The Journal of Arthroplasty, Volume 34, Issue 6, 1058 - 1065.e4

Changes in Discharge to Rehabilitation: Potential Unintended Consequences of Medicare Total Hip Arthroplasty/Total Knee Arthroplasty Bundled Payments, Should They Be Implemented on a Nationwide Scale?

Zogg, Cheryl K. et al.
Hip Knee

Background

As a part of the 2010 Affordable Care Act, Medicare was committed to changing 50% of its reimbursement to alternative payment models by 2018. One strategy included introduction of “bundled payments” or a fixed price for an episode of care. Early studies of the first operative bundles for elective total hip and knee arthroplasty (THA/TKA) suggest changes in discharge to rehabilitation. It remains unclear the extent to which such changes affect patient well-being. In order to address these concerns, the objective of this study is to estimate projected changes in discharge to various type of rehabilitation, 90-day outcomes, extent of therapy received, and patient health-related quality-of-life before and after introduction of bundled payments should they be implemented on a nationwide scale.

Methods

A nationwide policy simulation was conducted using decision-tree methodology in order to estimate changes in overt and patient-centered outcomes.
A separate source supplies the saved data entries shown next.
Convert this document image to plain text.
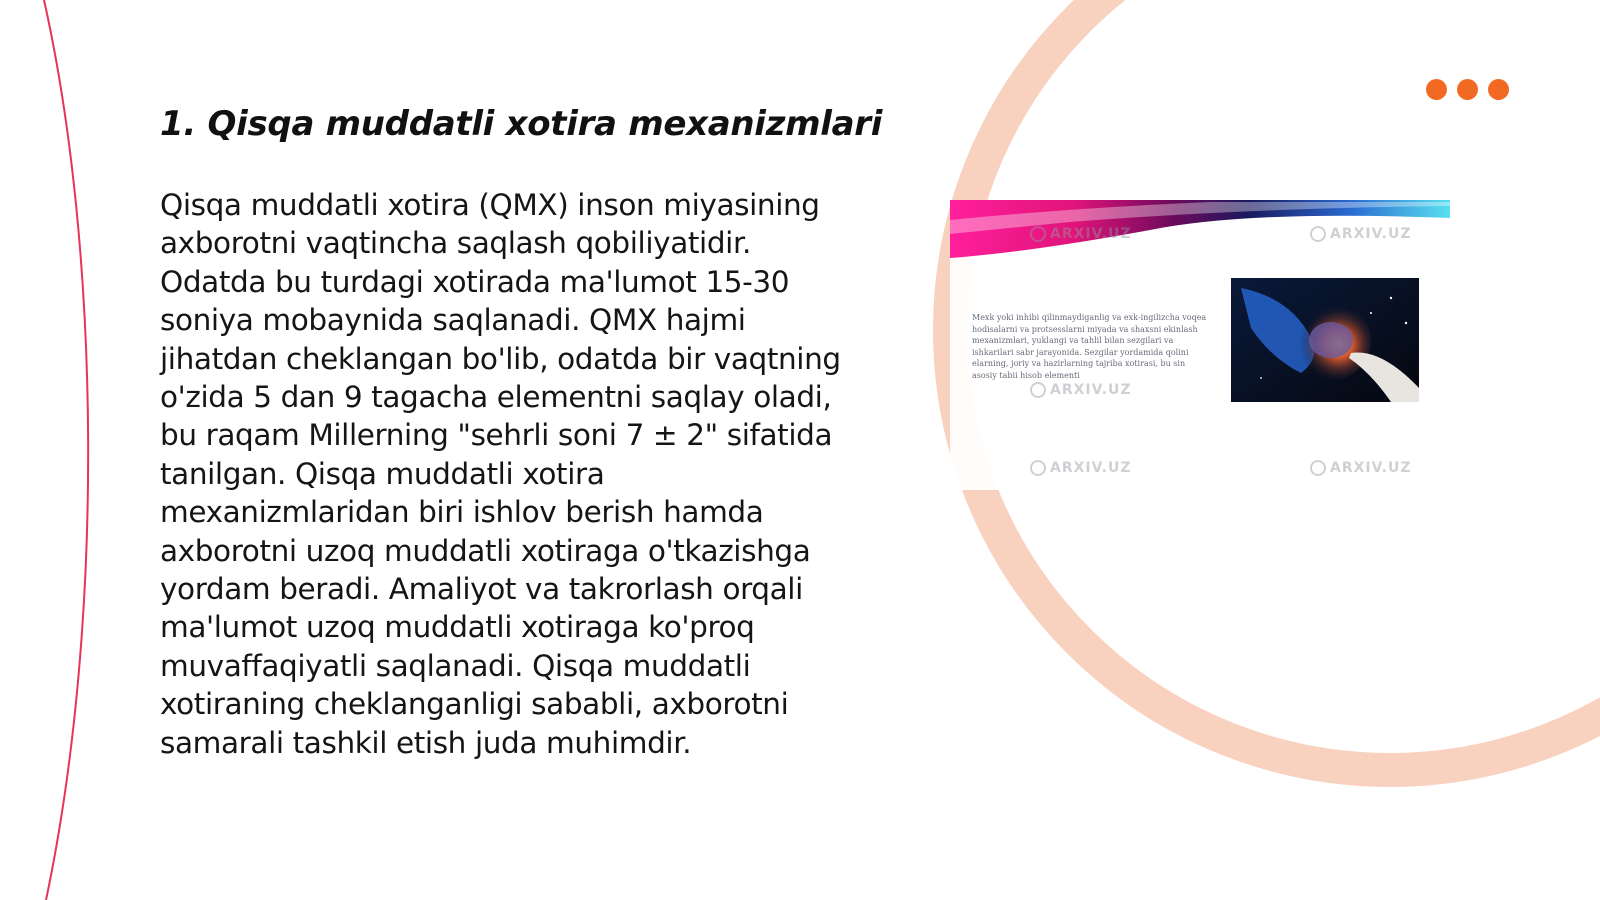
1. Qisqa muddatli xotira mexanizmlari

Qisqa muddatli xotira (QMX) inson miyasining axborotni vaqtincha saqlash qobiliyatidir. Odatda bu turdagi xotirada ma'lumot 15-30 soniya mobaynida saqlanadi. QMX hajmi jihatdan cheklangan bo'lib, odatda bir vaqtning o'zida 5 dan 9 tagacha elementni saqlay oladi, bu raqam Millerning "sehrli soni 7 ± 2" sifatida tanilgan. Qisqa muddatli xotira mexanizmlaridan biri ishlov berish hamda axborotni uzoq muddatli xotiraga o'tkazishga yordam beradi. Amaliyot va takrorlash orqali ma'lumot uzoq muddatli xotiraga ko'proq muvaffaqiyatli saqlanadi. Qisqa muddatli xotiraning cheklanganligi sababli, axborotni samarali tashkil etish juda muhimdir.

Mexk yoki inhibi qilinmaydiganlig va exk-ingilizcha voqea hodisalarni va protsesslarni miyada va shaxsni ekinlash mexanizmlari, yuklangi va tahlil bilan sezgilari va ishkarilari sabr jarayonida. Sezgilar yordamida qolini elarning, joriy va hazirlarning tajriba xotirasi, bu sin asosiy tabii hisob elementi

ARXIV.UZ	ARXIV.UZ
ARXIV.UZ
ARXIV.UZ	ARXIV.UZ
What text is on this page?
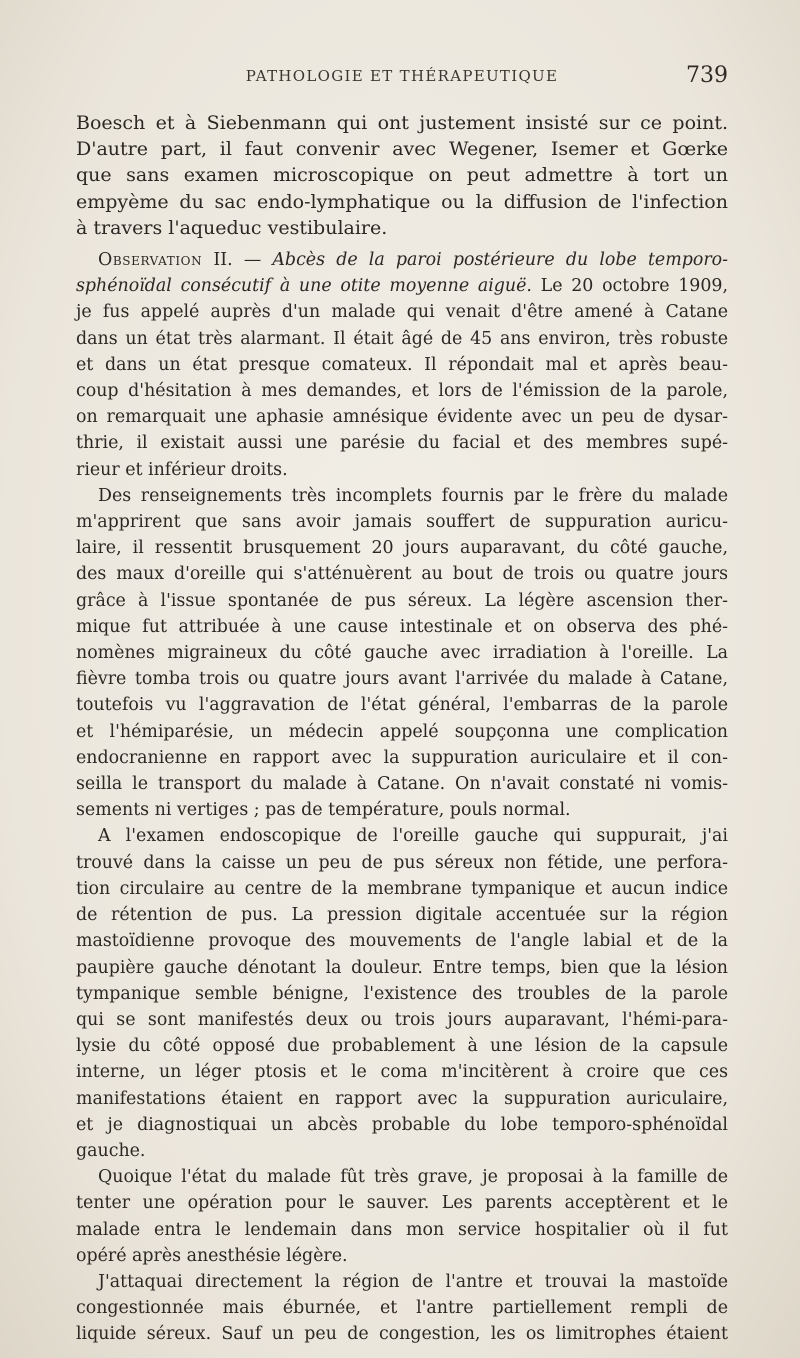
PATHOLOGIE ET THÉRAPEUTIQUE	739
Boesch et à Siebenmann qui ont justement insisté sur ce point.
D'autre part, il faut convenir avec Wegener, Isemer et Gœrke
que sans examen microscopique on peut admettre à tort un
empyème du sac endo-lymphatique ou la diffusion de l'infection
à travers l'aqueduc vestibulaire.
Observation II. — Abcès de la paroi postérieure du lobe temporo-
sphénoïdal consécutif à une otite moyenne aiguë. Le 20 octobre 1909,
je fus appelé auprès d'un malade qui venait d'être amené à Catane
dans un état très alarmant. Il était âgé de 45 ans environ, très robuste
et dans un état presque comateux. Il répondait mal et après beau-
coup d'hésitation à mes demandes, et lors de l'émission de la parole,
on remarquait une aphasie amnésique évidente avec un peu de dysar-
thrie, il existait aussi une parésie du facial et des membres supé-
rieur et inférieur droits.
Des renseignements très incomplets fournis par le frère du malade
m'apprirent que sans avoir jamais souffert de suppuration auricu-
laire, il ressentit brusquement 20 jours auparavant, du côté gauche,
des maux d'oreille qui s'atténuèrent au bout de trois ou quatre jours
grâce à l'issue spontanée de pus séreux. La légère ascension ther-
mique fut attribuée à une cause intestinale et on observa des phé-
nomènes migraineux du côté gauche avec irradiation à l'oreille. La
fièvre tomba trois ou quatre jours avant l'arrivée du malade à Catane,
toutefois vu l'aggravation de l'état général, l'embarras de la parole
et l'hémiparésie, un médecin appelé soupçonna une complication
endocranienne en rapport avec la suppuration auriculaire et il con-
seilla le transport du malade à Catane. On n'avait constaté ni vomis-
sements ni vertiges ; pas de température, pouls normal.
A l'examen endoscopique de l'oreille gauche qui suppurait, j'ai
trouvé dans la caisse un peu de pus séreux non fétide, une perfora-
tion circulaire au centre de la membrane tympanique et aucun indice
de rétention de pus. La pression digitale accentuée sur la région
mastoïdienne provoque des mouvements de l'angle labial et de la
paupière gauche dénotant la douleur. Entre temps, bien que la lésion
tympanique semble bénigne, l'existence des troubles de la parole
qui se sont manifestés deux ou trois jours auparavant, l'hémi-para-
lysie du côté opposé due probablement à une lésion de la capsule
interne, un léger ptosis et le coma m'incitèrent à croire que ces
manifestations étaient en rapport avec la suppuration auriculaire,
et je diagnostiquai un abcès probable du lobe temporo-sphénoïdal
gauche.
Quoique l'état du malade fût très grave, je proposai à la famille de
tenter une opération pour le sauver. Les parents acceptèrent et le
malade entra le lendemain dans mon service hospitalier où il fut
opéré après anesthésie légère.
J'attaquai directement la région de l'antre et trouvai la mastoïde
congestionnée mais éburnée, et l'antre partiellement rempli de
liquide séreux. Sauf un peu de congestion, les os limitrophes étaient
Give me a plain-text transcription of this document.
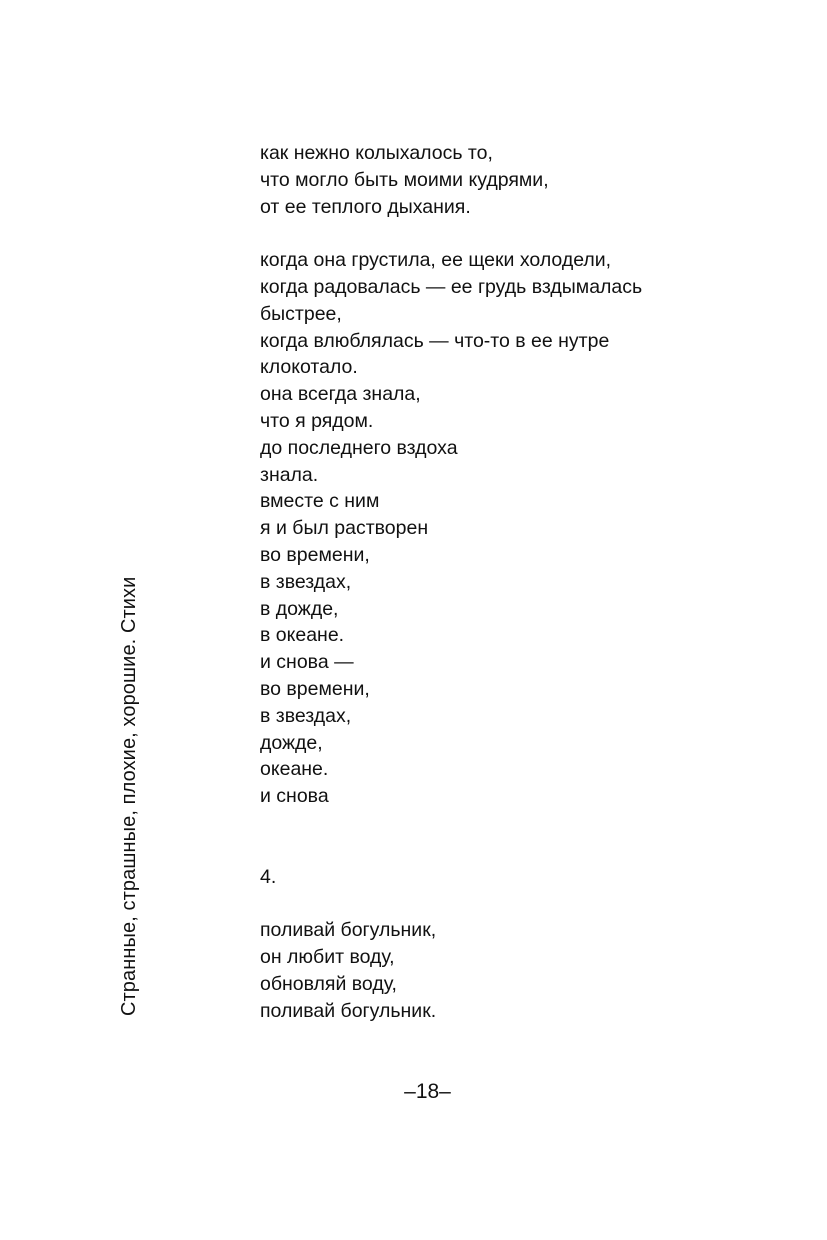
Странные, страшные, плохие, хорошие. Стихи
как нежно колыхалось то,
что могло быть моими кудрями,
от ее теплого дыхания.
когда она грустила, ее щеки холодели,
когда радовалась — ее грудь вздымалась
быстрее,
когда влюблялась — что-то в ее нутре
клокотало.
она всегда знала,
что я рядом.
до последнего вздоха
знала.
вместе с ним
я и был растворен
во времени,
в звездах,
в дожде,
в океане.
и снова —
во времени,
в звездах,
дожде,
океане.
и снова
4.
поливай богульник,
он любит воду,
обновляй воду,
поливай богульник.
–18–
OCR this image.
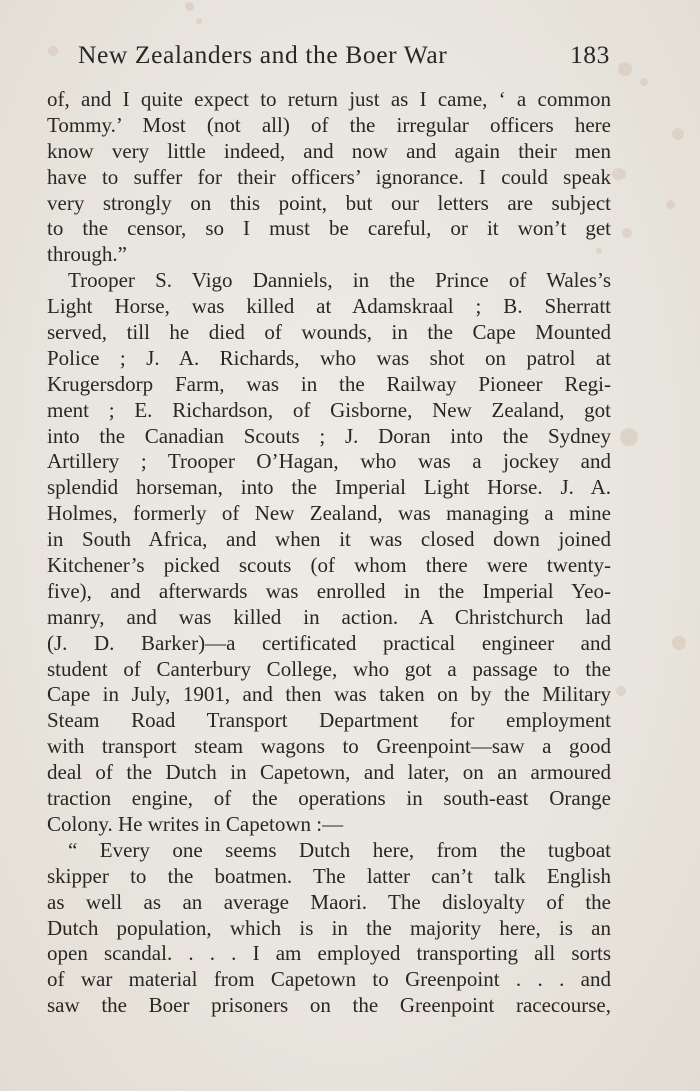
New Zealanders and the Boer War	183
of, and I quite expect to return just as I came, ‘ a common
Tommy.’ Most (not all) of the irregular officers here
know very little indeed, and now and again their men
have to suffer for their officers’ ignorance. I could speak
very strongly on this point, but our letters are subject
to the censor, so I must be careful, or it won’t get
through.”
Trooper S. Vigo Danniels, in the Prince of Wales’s
Light Horse, was killed at Adamskraal ; B. Sherratt
served, till he died of wounds, in the Cape Mounted
Police ; J. A. Richards, who was shot on patrol at
Krugersdorp Farm, was in the Railway Pioneer Regi-
ment ; E. Richardson, of Gisborne, New Zealand, got
into the Canadian Scouts ; J. Doran into the Sydney
Artillery ; Trooper O’Hagan, who was a jockey and
splendid horseman, into the Imperial Light Horse. J. A.
Holmes, formerly of New Zealand, was managing a mine
in South Africa, and when it was closed down joined
Kitchener’s picked scouts (of whom there were twenty-
five), and afterwards was enrolled in the Imperial Yeo-
manry, and was killed in action. A Christchurch lad
(J. D. Barker)—a certificated practical engineer and
student of Canterbury College, who got a passage to the
Cape in July, 1901, and then was taken on by the Military
Steam Road Transport Department for employment
with transport steam wagons to Greenpoint—saw a good
deal of the Dutch in Capetown, and later, on an armoured
traction engine, of the operations in south-east Orange
Colony. He writes in Capetown :—
“ Every one seems Dutch here, from the tugboat
skipper to the boatmen. The latter can’t talk English
as well as an average Maori. The disloyalty of the
Dutch population, which is in the majority here, is an
open scandal. . . . I am employed transporting all sorts
of war material from Capetown to Greenpoint . . . and
saw the Boer prisoners on the Greenpoint racecourse,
Model parameters were informed by published research on bundled payment effects and anticipated outcomes of patients discharged to various types of rehabilitation.

Results

Following bundled payment introduction, discharge to inpatient rehabilitation facilities decreased by 16.9 percentage-points (95% confidence interval [CI] 16.5-17.3) among primary TKA patients (THA 16.8 percentage-points), a relative decline from baseline of 58.9%. Skilled nursing facility use fell by 24.0 percentage-points (95% CI 23.6-24.4). It was accompanied by a 36.7 percentage-point (95% CI 36.3-37.2) increase in home health agency use. Although simulation models predicted minimal changes in overt outcome measures such as unplanned readmission (TKA +0.8 percentage-points), changes in discharge disposition were accompanied by significant increases in the need for further assistive care (TKA +8.0 percentage-points) and decreases in patients’ functional recovery and extent of therapy received. They collectively accounted for a 30% reduction in recovered motor gains.

Conclusion

The results demonstrate substantial changes in discharge to rehabilitation with accompanying declines in average functional outcomes, extent of therapy received, and health-related quality-of-life. Such findings challenge notions of reduced cost at no harm previously attributed to the bundled payment program and lend credence to concerns about reductions in access to facility-based rehabilitation.